From inns one naturally turns to drink, which forms the theme of so large a proportion of Scottish stories. It must be admitted that this prominence is a sad indication of the extent to which for generations past alcoholic liquors of all kinds have been consumed in the country. I used to imagine that the ‘trade,’ that is, the calling of publican, was in the hands of Scotsmen, who were themselves entirely to blame not only for the drinking, but for the selling of whisky. On a visit to Antrim, however, I learned that others besides natives of Scotland have a share in the traffic. In driving out from Ballymena on an Irish car, my talkative ‘jarvie’ noticed me looking at a new villa that was in course of erection not far from the town.

‘That’ll be a foin place, sorr,’ said he. ‘That’s Mr. O’Donnel’s, sorr.’

‘Who is Mr. O’Donnel?’ I asked.

‘Oh, he was born in Ballymena, and left it when he was a boy. He went abroad and made his fortune, and now he’s come back and he’s bought the tinnant roight of the land and he’s puttin’ up that house and them greenhouses, and plantin’ them trees and layin’ out the garden. Oh, it’ll be a foin place, that it will, sorr.’

‘You say he went abroad; where did he go to?’

‘To Scotland, sorr.’

‘To Scotland!

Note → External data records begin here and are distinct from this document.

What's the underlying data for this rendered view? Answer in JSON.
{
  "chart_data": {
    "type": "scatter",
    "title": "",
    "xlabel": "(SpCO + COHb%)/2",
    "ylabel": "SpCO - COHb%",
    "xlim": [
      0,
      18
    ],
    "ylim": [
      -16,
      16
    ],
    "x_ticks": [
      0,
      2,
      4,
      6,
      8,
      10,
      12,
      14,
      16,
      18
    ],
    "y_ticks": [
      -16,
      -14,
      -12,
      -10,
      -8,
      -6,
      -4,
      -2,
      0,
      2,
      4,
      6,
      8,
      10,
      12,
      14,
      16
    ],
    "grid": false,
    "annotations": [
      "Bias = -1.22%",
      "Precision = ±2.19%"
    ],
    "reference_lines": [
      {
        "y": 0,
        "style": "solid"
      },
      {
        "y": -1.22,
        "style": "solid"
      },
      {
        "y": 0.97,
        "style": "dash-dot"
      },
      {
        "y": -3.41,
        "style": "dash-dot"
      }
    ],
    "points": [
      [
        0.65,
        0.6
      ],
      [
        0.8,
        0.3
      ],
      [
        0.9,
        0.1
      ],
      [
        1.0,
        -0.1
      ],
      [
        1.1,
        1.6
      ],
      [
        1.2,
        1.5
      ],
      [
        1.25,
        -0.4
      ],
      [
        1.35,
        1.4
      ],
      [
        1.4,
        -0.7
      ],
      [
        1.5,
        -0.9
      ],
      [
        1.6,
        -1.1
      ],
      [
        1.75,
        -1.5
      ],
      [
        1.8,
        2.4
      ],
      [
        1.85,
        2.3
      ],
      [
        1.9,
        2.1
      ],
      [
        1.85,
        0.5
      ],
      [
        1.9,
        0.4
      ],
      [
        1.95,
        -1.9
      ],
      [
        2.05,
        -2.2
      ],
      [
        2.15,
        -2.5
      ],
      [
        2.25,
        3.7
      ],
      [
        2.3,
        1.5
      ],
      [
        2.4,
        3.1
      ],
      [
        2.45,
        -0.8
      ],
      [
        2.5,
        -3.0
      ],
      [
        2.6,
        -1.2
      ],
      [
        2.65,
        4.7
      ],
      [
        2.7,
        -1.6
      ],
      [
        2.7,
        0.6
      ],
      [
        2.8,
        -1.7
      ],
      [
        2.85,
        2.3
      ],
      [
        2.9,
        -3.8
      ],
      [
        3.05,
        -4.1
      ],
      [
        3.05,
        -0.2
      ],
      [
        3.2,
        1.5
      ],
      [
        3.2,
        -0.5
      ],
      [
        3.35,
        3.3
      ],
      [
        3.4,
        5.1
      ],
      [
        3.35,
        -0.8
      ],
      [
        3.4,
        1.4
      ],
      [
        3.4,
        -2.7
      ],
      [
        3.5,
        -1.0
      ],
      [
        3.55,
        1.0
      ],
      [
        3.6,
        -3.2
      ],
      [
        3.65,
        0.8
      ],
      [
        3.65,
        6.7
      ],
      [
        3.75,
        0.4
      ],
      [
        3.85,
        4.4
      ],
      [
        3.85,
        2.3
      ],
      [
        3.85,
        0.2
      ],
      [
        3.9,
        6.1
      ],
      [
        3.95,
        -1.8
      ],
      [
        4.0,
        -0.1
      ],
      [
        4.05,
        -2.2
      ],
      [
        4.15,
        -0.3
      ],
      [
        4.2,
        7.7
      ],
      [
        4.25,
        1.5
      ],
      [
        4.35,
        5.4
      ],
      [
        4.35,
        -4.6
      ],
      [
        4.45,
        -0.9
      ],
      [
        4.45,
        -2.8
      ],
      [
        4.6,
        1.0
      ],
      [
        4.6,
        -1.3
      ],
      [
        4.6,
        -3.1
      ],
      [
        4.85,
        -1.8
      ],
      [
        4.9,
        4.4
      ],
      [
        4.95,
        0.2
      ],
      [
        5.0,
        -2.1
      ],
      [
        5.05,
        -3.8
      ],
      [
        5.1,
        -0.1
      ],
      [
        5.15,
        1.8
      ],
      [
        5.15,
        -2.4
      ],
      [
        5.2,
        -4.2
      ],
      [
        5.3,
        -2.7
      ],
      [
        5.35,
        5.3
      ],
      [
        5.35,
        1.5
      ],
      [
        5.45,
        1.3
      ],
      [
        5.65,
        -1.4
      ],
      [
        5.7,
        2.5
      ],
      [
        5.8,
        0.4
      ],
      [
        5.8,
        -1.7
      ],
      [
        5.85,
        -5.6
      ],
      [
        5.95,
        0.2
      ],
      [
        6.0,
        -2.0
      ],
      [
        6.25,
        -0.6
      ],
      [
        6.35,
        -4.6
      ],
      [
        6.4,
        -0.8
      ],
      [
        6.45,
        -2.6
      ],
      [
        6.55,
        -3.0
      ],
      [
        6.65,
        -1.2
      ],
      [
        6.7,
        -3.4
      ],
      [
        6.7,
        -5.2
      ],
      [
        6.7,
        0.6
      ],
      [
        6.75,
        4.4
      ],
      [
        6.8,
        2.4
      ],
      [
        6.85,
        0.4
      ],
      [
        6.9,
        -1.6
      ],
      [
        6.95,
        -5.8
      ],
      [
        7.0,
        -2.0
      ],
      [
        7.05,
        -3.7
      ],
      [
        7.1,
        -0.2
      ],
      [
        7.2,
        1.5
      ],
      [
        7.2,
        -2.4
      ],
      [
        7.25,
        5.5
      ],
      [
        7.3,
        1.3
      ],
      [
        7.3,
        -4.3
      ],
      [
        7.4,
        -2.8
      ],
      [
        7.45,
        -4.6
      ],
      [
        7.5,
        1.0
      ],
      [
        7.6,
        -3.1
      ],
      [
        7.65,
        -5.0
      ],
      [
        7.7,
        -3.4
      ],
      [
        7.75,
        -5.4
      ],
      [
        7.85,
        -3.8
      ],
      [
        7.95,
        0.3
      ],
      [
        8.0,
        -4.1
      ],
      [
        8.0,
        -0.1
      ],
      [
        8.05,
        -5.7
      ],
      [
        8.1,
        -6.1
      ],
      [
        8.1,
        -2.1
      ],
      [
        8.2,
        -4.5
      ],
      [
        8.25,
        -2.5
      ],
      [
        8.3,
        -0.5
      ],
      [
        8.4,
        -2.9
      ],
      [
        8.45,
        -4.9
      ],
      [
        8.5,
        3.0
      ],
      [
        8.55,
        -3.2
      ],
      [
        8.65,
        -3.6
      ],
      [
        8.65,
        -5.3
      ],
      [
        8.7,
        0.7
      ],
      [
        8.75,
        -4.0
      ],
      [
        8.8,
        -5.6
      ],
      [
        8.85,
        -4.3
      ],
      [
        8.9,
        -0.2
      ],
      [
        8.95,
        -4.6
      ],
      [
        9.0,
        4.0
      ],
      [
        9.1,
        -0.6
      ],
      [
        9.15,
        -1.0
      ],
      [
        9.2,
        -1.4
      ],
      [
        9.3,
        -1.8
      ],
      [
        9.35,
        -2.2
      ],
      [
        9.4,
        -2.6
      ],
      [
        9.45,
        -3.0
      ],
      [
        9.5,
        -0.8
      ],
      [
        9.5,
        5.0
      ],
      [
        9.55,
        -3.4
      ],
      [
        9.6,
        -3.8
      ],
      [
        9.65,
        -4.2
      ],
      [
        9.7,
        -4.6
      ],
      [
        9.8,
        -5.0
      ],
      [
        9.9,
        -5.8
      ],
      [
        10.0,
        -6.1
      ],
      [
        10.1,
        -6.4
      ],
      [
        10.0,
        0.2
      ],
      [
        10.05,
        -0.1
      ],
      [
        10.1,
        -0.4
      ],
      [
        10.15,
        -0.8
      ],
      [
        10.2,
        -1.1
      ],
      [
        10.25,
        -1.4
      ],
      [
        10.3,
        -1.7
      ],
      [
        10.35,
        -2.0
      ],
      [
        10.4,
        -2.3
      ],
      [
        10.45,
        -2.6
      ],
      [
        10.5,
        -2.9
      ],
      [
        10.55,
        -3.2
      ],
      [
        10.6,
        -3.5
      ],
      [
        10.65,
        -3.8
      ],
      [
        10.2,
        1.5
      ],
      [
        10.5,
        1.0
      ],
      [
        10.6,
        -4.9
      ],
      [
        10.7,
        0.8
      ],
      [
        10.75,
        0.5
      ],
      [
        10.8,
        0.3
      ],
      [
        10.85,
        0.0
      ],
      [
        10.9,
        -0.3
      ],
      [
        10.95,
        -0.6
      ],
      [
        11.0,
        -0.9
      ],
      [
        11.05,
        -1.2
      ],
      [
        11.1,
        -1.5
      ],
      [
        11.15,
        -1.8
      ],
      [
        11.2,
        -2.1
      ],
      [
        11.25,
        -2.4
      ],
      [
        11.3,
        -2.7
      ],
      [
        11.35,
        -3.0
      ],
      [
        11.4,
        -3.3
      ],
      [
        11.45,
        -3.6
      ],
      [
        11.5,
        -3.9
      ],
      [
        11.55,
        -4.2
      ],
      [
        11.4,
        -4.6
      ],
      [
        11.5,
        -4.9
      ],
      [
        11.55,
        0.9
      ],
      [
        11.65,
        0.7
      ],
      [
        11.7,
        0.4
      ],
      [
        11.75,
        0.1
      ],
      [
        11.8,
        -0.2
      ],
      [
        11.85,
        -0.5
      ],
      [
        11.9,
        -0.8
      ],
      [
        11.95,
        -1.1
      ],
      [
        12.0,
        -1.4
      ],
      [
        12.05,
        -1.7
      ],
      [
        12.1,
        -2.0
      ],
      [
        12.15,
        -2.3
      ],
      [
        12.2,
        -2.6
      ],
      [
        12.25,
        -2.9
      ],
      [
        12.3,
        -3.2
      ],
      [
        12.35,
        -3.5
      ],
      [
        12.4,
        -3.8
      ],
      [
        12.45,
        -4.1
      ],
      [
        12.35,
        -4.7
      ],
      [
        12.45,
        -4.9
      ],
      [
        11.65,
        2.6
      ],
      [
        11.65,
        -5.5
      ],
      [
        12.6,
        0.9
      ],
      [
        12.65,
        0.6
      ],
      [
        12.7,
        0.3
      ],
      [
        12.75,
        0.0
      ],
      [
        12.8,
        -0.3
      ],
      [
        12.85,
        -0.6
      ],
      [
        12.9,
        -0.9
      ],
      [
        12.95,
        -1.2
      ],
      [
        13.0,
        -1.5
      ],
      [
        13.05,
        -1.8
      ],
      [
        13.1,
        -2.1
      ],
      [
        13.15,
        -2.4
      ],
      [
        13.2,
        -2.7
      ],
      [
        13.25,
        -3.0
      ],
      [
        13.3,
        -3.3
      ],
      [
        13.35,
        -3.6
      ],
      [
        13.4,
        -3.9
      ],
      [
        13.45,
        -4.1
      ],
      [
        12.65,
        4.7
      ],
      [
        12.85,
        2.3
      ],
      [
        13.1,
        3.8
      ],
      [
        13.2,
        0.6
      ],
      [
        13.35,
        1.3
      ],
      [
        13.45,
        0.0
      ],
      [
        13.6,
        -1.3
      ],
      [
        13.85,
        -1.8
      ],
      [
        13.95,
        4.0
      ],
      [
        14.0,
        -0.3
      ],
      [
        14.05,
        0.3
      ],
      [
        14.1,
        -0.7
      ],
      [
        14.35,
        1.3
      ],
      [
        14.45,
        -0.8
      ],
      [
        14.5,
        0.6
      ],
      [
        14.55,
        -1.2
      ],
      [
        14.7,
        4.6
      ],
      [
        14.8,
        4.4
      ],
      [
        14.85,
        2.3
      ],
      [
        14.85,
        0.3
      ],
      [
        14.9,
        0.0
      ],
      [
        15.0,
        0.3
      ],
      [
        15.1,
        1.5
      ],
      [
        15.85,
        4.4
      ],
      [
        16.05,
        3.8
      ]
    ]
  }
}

And how did he come to make his fortune there?’

‘Keepin’ public-houses, sorr.’

The question is often asked why so much whisky should be consumed in Scotland. One explanation assigns as the reason the moist, chilly climate of the country, and this cause may perhaps be allowed to have some considerable share in producing the national habit. No small proportion of the spirit, especially in the Highlands, is drunk by men who are certainly not at all drunkards, and who can toss off their glass without being any the worse of it, if, indeed, they are not, as they themselves maintain, a good deal the better. But it must be confessed that, especially among the working classes in the Lowlands, tipsiness is a state of pleasure to be looked forward to with avidity, to be gained as rapidly and maintained as long as possible. To many wretched beings it offers a transient escape from the miseries of life, and brings the only moments of comparative happiness which they ever enjoy. They live a double life—one part in the gloom and hardship of the workaday world, and the other in the dreamland into which whisky introduces them. The blacksmith expressed this view of life who, when remonstrated with by his clergyman for drunkenness, asked if his reverend monitor had himself ever been overcome with drink, and, on receiving a negative reply, remarked: ‘Ah, sir, if ye was ance richt drunk, ye wadna want ever to be sober again.’